Thursday, July 28, 2011

28 and Unemployed - Part 1/3

Part 1/3 .....

Part 2/3 ....

Part 3/3 ......


I was a month past 28. Barely a year out of graduate school. Recent owner of a car after 3 years of dreading and 1 month of learning to drive. Happy with a job that wasn’t necessarily THE job, but was something. It paid the bills, maintained my visa status, gave me something to talk about in typical Indian gatherings when people asked what I did, and bought me enough time to decide where I wanted to see myself headed. I was married to my job- a classic case of an arranged marriage. We met on campus, the recruiters hooked us up, and although I didn’t love it at first sight, I learnt to appreciate the perks that came with it- a name, a recognition, a box of business cards with my work designation boldly imprinted under my name, an unbeatable security, a boost to my self-confidence, a steady paycheck that took care of my passion for travel, and enough time and energy to pursue it. A double masters graduate (a PhD dropout actually), I told myself that I would never go back to school to finish my PhD. There was no pride living the life of an overworked and underpaid PhD student, and the smart way was to get a job and have a life. As I drove to work every morning, listening to the bleak updates of the recession on the National Public Radio, of people losing jobs and organizations downsizing, my heart reached out to these people I did not know. I told myself I was the luckiest person to hold on to my job, more so because I was single and did not have a “fallback option” for a husband. The security that came with my job was something worth every hour I spend doing mundane stuff in office, not knowing who would care about my work if I died working on it. Little did I know about the ill-fated layoff that was awaiting me.

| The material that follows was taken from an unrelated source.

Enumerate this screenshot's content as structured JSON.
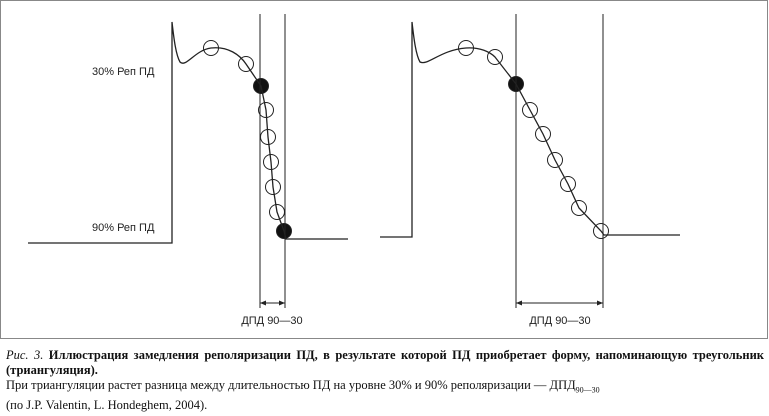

When the clock struck twelve, I stood in the cold and rain, watching the fireworks explode over the Space Needle. Squished in a merrymaking crowd in a pub, I had welcomed the New Year with unemployment. No more playing office every morning. No more pay checks for an indefinite period of time. Unemployed, penniless, homeless, visa-less, and barely a year out of graduate school, I had cried broken-heartedly for all the catharsis in my life.


To be continued .....

2 comments:

Padmanabhan said...

I remember reading your posts then. Your writing was interesting and well written. But once this happened, you were on a roll! Seriously on a roll!

sunshine said...

Padmanabhan, tell me about those days of unemployment. It still gives me nightmares.